Here is a summary of the replies I have had thus far regarding the proposed renaming of Bicester Town station :
From the Office of the Rail Regulator (ORR) :
- Network Rail does indeed own the station, which is merely operated by Chiltern
From Network Rail :
- To change the name, Chiltern must follow the “Station Change Procedure”
- ORR is ‘responsible for the above procedure
- provided there is no net cost to NR, they will “will respond to their application taking into account the regulatory requirements of the Station Change Procedure”.
From the Dept. for Transport (DfT) : “The Department does not have an approvals locus in the renaming of stations. This is a matter for the proposer to gather relevant stakeholder support and to agree the name change with the relevant operator(s) and Network Rail. It will then be for the train operator(s) to ensure the relevant contractual amendments are made to reflect the name change.”
I have no idea what language that was written in, but it sure ain’t English. My best guess is that the following two points are made :
- Chiltern have only to persuade NR to effect the change, since there is currently no other operator
- they must gain stakeholder support before NR would respond positively (which they have patently failed to do).
They have yet to demonstrate the support of any ‘stakeholder’ other than the shopping mall concerned.
I am still awaiting a description of the Station Change Procedure from ORR, and how an objection may be made.
Meanwhile, I repeat my request for anyone who feels strongly on the matter (either way) to write to their Sir Tony Baldry (the local MP) who has promised to forward all material to his successor. (He has been a friend to our cause for many years and I wish him well.)
I thought it would be useful to affected residents to pass on the details I’ve been given of train movement on the new line :
- max speed : 100mph passenger, 75mph freight
- speed through Islip likely lower than this, as within 2m of Oxford Parkway (OPW) station
- passenger operation : 06.30 – 24.00
- passenger frequency : 2 trains per hour (tph) until March 2019, then 4tph, in each direction
- freight frequency : 2 trains per day until March 2019, then up to 1tph.
March 2019 is when EWR Phase 2 (Oxford – Bedford) service is currently anticipated.
I remain sceptical about train speed through Islip being reduced by proximity to OPW. There is considerable financial incentive to shave every second off journey time. (There is no requirement to reduce speed around the bends or through station.)
The above does not represent the final word. Electrification is still intended, and service level afterward remains ‘unknown’. Other operators are free to propose services which use the line as a link within the wider network. The capacity of the line is likely around 20tph (in each direction) with current signalling technology, and could perhaps increase further with a “moving-block” system.

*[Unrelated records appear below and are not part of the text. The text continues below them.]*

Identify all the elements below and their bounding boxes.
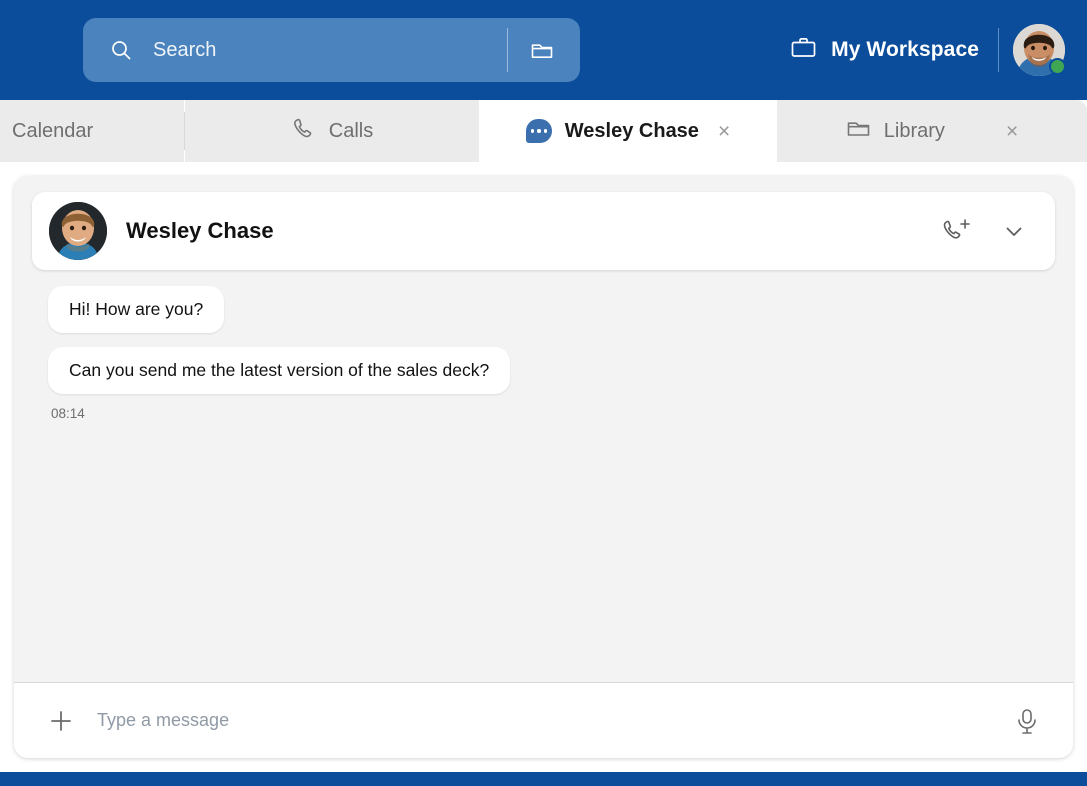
briefcase-icon	[790, 35, 817, 65]
conversation-actions	[941, 216, 1027, 246]
tab-wesley-chase-label: Wesley Chase	[565, 120, 699, 143]
status-indicator-online	[1049, 58, 1066, 75]
plus-icon[interactable]	[47, 707, 75, 735]
top-header: My Workspace	[0, 0, 1087, 100]
conversation-avatar[interactable]	[49, 202, 107, 260]
chat-panel: Wesley Chase Hi! How are you?	[14, 176, 1073, 758]
chat-bubble-icon	[526, 119, 552, 143]
microphone-icon[interactable]	[1013, 706, 1041, 736]
tab-library-label: Library	[884, 120, 945, 143]
message-input[interactable]	[97, 710, 1013, 731]
conversation-title: Wesley Chase	[126, 218, 274, 244]
bottom-accent-bar	[0, 772, 1087, 786]
message-list: Hi! How are you? Can you send me the lat…	[14, 286, 1073, 651]
tab-calls[interactable]: Calls	[185, 100, 479, 162]
search-input[interactable]	[153, 39, 507, 62]
search-icon	[109, 38, 133, 62]
chevron-down-icon[interactable]	[1001, 218, 1027, 244]
message-bubble: Can you send me the latest version of th…	[48, 347, 510, 394]
tab-calendar[interactable]: Calendar	[0, 100, 184, 162]
workspace-selector[interactable]: My Workspace	[790, 0, 979, 100]
tab-library[interactable]: Library ×	[777, 100, 1087, 162]
app-window: My Workspace Calendar	[0, 0, 1087, 786]
header-divider	[998, 28, 999, 72]
message-item: Hi! How are you?	[48, 286, 1073, 333]
folder-icon	[846, 117, 871, 146]
message-bubble: Hi! How are you?	[48, 286, 224, 333]
add-call-icon[interactable]	[941, 216, 973, 246]
tab-bar: Calendar Calls Wesley Chase ×	[0, 100, 1087, 162]
search-divider	[507, 28, 508, 72]
tab-calendar-label: Calendar	[12, 120, 93, 143]
tab-wesley-chase[interactable]: Wesley Chase ×	[480, 100, 776, 162]
message-item: Can you send me the latest version of th…	[48, 347, 1073, 394]
avatar[interactable]	[1013, 24, 1065, 76]
tab-calls-label: Calls	[329, 120, 373, 143]
message-composer	[14, 682, 1073, 758]
conversation-header: Wesley Chase	[32, 192, 1055, 270]
message-timestamp: 08:14	[51, 406, 1073, 421]
folder-icon[interactable]	[530, 39, 554, 61]
workspace-label: My Workspace	[831, 38, 979, 62]
tab-close-icon-library[interactable]: ×	[1006, 121, 1018, 142]
search-bar[interactable]	[83, 18, 580, 82]
tab-close-icon-wesley-chase[interactable]: ×	[718, 121, 730, 142]
phone-icon	[291, 116, 316, 147]
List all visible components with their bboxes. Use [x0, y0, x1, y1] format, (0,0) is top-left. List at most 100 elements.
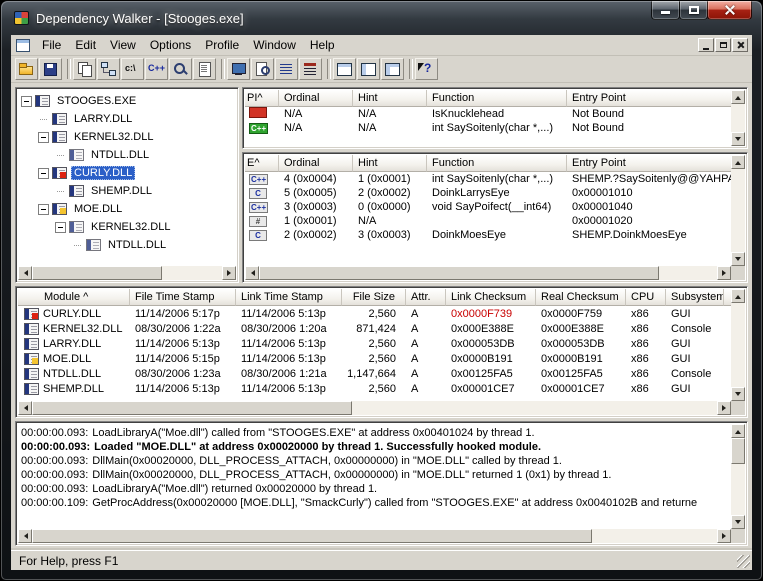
- import-row[interactable]: N/A N/A IsKnucklehead Not Bound: [245, 107, 731, 121]
- menu-help[interactable]: Help: [303, 35, 342, 55]
- tree-node[interactable]: CURLY.DLL: [18, 164, 236, 182]
- pane-layout-1-button[interactable]: [333, 58, 356, 80]
- app-icon[interactable]: [14, 11, 29, 25]
- column-header-link-time[interactable]: Link Time Stamp: [236, 289, 342, 306]
- export-row[interactable]: C++ 4 (0x0004) 1 (0x0001) int SaySoitenl…: [245, 172, 731, 186]
- column-header-subsystem[interactable]: Subsystem: [666, 289, 724, 306]
- mdi-minimize-button[interactable]: [698, 38, 714, 52]
- scroll-left-button[interactable]: [18, 401, 32, 415]
- scroll-right-button[interactable]: [717, 401, 731, 415]
- menu-window[interactable]: Window: [246, 35, 303, 55]
- column-header-entry-point[interactable]: Entry Point: [567, 90, 731, 107]
- pane-layout-3-button[interactable]: [381, 58, 404, 80]
- scroll-track[interactable]: [659, 266, 717, 280]
- properties-button[interactable]: [193, 58, 216, 80]
- column-header-pi[interactable]: PI^: [245, 90, 279, 107]
- save-button[interactable]: [39, 58, 62, 80]
- column-header-attr[interactable]: Attr.: [406, 289, 446, 306]
- search-button[interactable]: [169, 58, 192, 80]
- tree-node[interactable]: NTDLL.DLL: [18, 236, 236, 254]
- tree-node[interactable]: SHEMP.DLL: [18, 182, 236, 200]
- tree-node[interactable]: LARRY.DLL: [18, 110, 236, 128]
- scroll-track[interactable]: [731, 464, 745, 515]
- export-row[interactable]: # 1 (0x0001) N/A 0x00001020: [245, 214, 731, 228]
- scroll-left-button[interactable]: [18, 266, 32, 280]
- menu-edit[interactable]: Edit: [68, 35, 103, 55]
- tree-expander[interactable]: [38, 114, 49, 125]
- horizontal-scrollbar[interactable]: [18, 266, 236, 280]
- scroll-track[interactable]: [352, 401, 717, 415]
- scroll-down-button[interactable]: [731, 132, 745, 146]
- module-row[interactable]: SHEMP.DLL 11/14/2006 5:13p 11/14/2006 5:…: [18, 381, 731, 396]
- scroll-right-button[interactable]: [222, 266, 236, 280]
- undecorate-cpp-button[interactable]: [145, 58, 168, 80]
- tree-node[interactable]: KERNEL32.DLL: [18, 218, 236, 236]
- scroll-track[interactable]: [731, 303, 745, 387]
- find-module-button[interactable]: [251, 58, 274, 80]
- horizontal-scrollbar[interactable]: [18, 401, 731, 415]
- scroll-thumb[interactable]: [32, 266, 162, 280]
- column-header-file-time[interactable]: File Time Stamp: [130, 289, 236, 306]
- tree-expander[interactable]: [38, 168, 49, 179]
- vertical-scrollbar[interactable]: [731, 424, 745, 529]
- scroll-up-button[interactable]: [731, 155, 745, 169]
- tree-expander[interactable]: [55, 186, 66, 197]
- column-header-ordinal[interactable]: Ordinal: [279, 155, 353, 172]
- mdi-restore-button[interactable]: [715, 38, 731, 52]
- open-button[interactable]: [15, 58, 38, 80]
- horizontal-scrollbar[interactable]: [18, 529, 731, 543]
- scroll-thumb[interactable]: [32, 529, 592, 543]
- scroll-track[interactable]: [592, 529, 717, 543]
- column-header-link-checksum[interactable]: Link Checksum: [446, 289, 536, 306]
- auto-expand-button[interactable]: [97, 58, 120, 80]
- column-header-hint[interactable]: Hint: [353, 90, 427, 107]
- tree-expander[interactable]: [21, 96, 32, 107]
- report-view-button[interactable]: [299, 58, 322, 80]
- scroll-right-button[interactable]: [717, 529, 731, 543]
- minimize-button[interactable]: [651, 1, 680, 20]
- column-header-entry-point[interactable]: Entry Point: [567, 155, 731, 172]
- tree-node[interactable]: NTDLL.DLL: [18, 146, 236, 164]
- export-row[interactable]: C 5 (0x0005) 2 (0x0002) DoinkLarrysEye 0…: [245, 186, 731, 200]
- column-header-module[interactable]: Module ^: [18, 289, 130, 306]
- menu-view[interactable]: View: [103, 35, 143, 55]
- mdi-close-button[interactable]: [732, 38, 748, 52]
- module-row[interactable]: NTDLL.DLL 08/30/2006 1:23a 08/30/2006 1:…: [18, 366, 731, 381]
- column-header-file-size[interactable]: File Size: [342, 289, 406, 306]
- column-header-function[interactable]: Function: [427, 155, 567, 172]
- context-help-button[interactable]: [415, 58, 438, 80]
- maximize-button[interactable]: [679, 1, 708, 20]
- scroll-thumb[interactable]: [259, 266, 659, 280]
- tree-node[interactable]: MOE.DLL: [18, 200, 236, 218]
- view-full-paths-button[interactable]: [121, 58, 144, 80]
- list-view-button[interactable]: [275, 58, 298, 80]
- tree-node[interactable]: STOOGES.EXE: [18, 92, 236, 110]
- scroll-down-button[interactable]: [731, 387, 745, 401]
- menu-profile[interactable]: Profile: [198, 35, 246, 55]
- scroll-thumb[interactable]: [731, 438, 745, 464]
- export-row[interactable]: C++ 3 (0x0003) 0 (0x0000) void SayPoifec…: [245, 200, 731, 214]
- module-row[interactable]: KERNEL32.DLL 08/30/2006 1:22a 08/30/2006…: [18, 321, 731, 336]
- close-button[interactable]: [707, 1, 752, 20]
- vertical-scrollbar[interactable]: [731, 90, 745, 146]
- column-header-function[interactable]: Function: [427, 90, 567, 107]
- menu-file[interactable]: File: [35, 35, 68, 55]
- copy-button[interactable]: [73, 58, 96, 80]
- scroll-up-button[interactable]: [731, 424, 745, 438]
- scroll-left-button[interactable]: [245, 266, 259, 280]
- scroll-up-button[interactable]: [731, 289, 745, 303]
- pane-layout-2-button[interactable]: [357, 58, 380, 80]
- scroll-left-button[interactable]: [18, 529, 32, 543]
- horizontal-scrollbar[interactable]: [245, 266, 731, 280]
- start-profiling-button[interactable]: [227, 58, 250, 80]
- scroll-down-button[interactable]: [731, 252, 745, 266]
- module-row[interactable]: LARRY.DLL 11/14/2006 5:13p 11/14/2006 5:…: [18, 336, 731, 351]
- tree-expander[interactable]: [55, 150, 66, 161]
- tree-node[interactable]: KERNEL32.DLL: [18, 128, 236, 146]
- tree-expander[interactable]: [55, 222, 66, 233]
- tree-expander[interactable]: [72, 240, 83, 251]
- column-header-ordinal[interactable]: Ordinal: [279, 90, 353, 107]
- module-row[interactable]: MOE.DLL 11/14/2006 5:15p 11/14/2006 5:13…: [18, 351, 731, 366]
- mdi-child-icon[interactable]: [16, 39, 30, 52]
- scroll-right-button[interactable]: [717, 266, 731, 280]
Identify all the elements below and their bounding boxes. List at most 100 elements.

Railfuture will be holding their AGM on Saturday 18th April 10.30 at West Oxford Community Centre, Botley Road (5min walk from Oxford station).
Adrian Shooter, former MD of Chiltern Railways, and the instigator of the Evergreen 3 project will be speaking, and perhaps taking a question or two.
Both Islip and Bicester Town (sic) stations are becoming recognisable, and it’s fun to compare the new ‘shed’ architecture with the timber and stone of old :
Both stations stood for more than a century, beginning with the Buckinghamshire railway, which terminated at Islip for two years because GWR refused access to their station in Oxford. Eventually separate track had to be constructed into a new station at Rewley Road, right next to the GWR one. One minor problem would have been the different track gauge – Brunel sensibly built with a wider one.
There is more history of Bicester station here, and of Islip station here.
Network Rail have informed me that the original ramp leading down from Bletchingdon Road to the western platform at Islip station will definitely be reinstated, removing the need to cross via the footbridge from the eastern one. (Sadly, this will see the demise of the green verge, and its daffodils, on the northern side of the road bridge, but arguably in a good cause.)
A neighbour has kindly passed an aerial view of the works in Islip from the cockpit of his glider.
I regret that my last word is to pass on what a local resident has been told, confirmed by a workman, that the project is significantly behind schedule. Just how much behind remains unclear. The Consortium will no doubt deny this, and it also remains possible that any loss of progress can be made up now that spring is here, and conditions improve.
We can but wait and see.
As construction progresses, there is growing concern about the degree of noise along the line and the limited amount of abatement included. Wolvercote residents appear to have won an improvement known as “silent track”, which makes one wonder why this is not to be used elsewhere, such as within Bicester and Islip, and neighbouring Wendlebury, where a riding school is threatened with closure because Network Rail has thus far refused a noise barrier (story here).
Many residents are going to be profoundly affected by noise, including yours truly who lives but 100m away. Remember that your back yard may be next.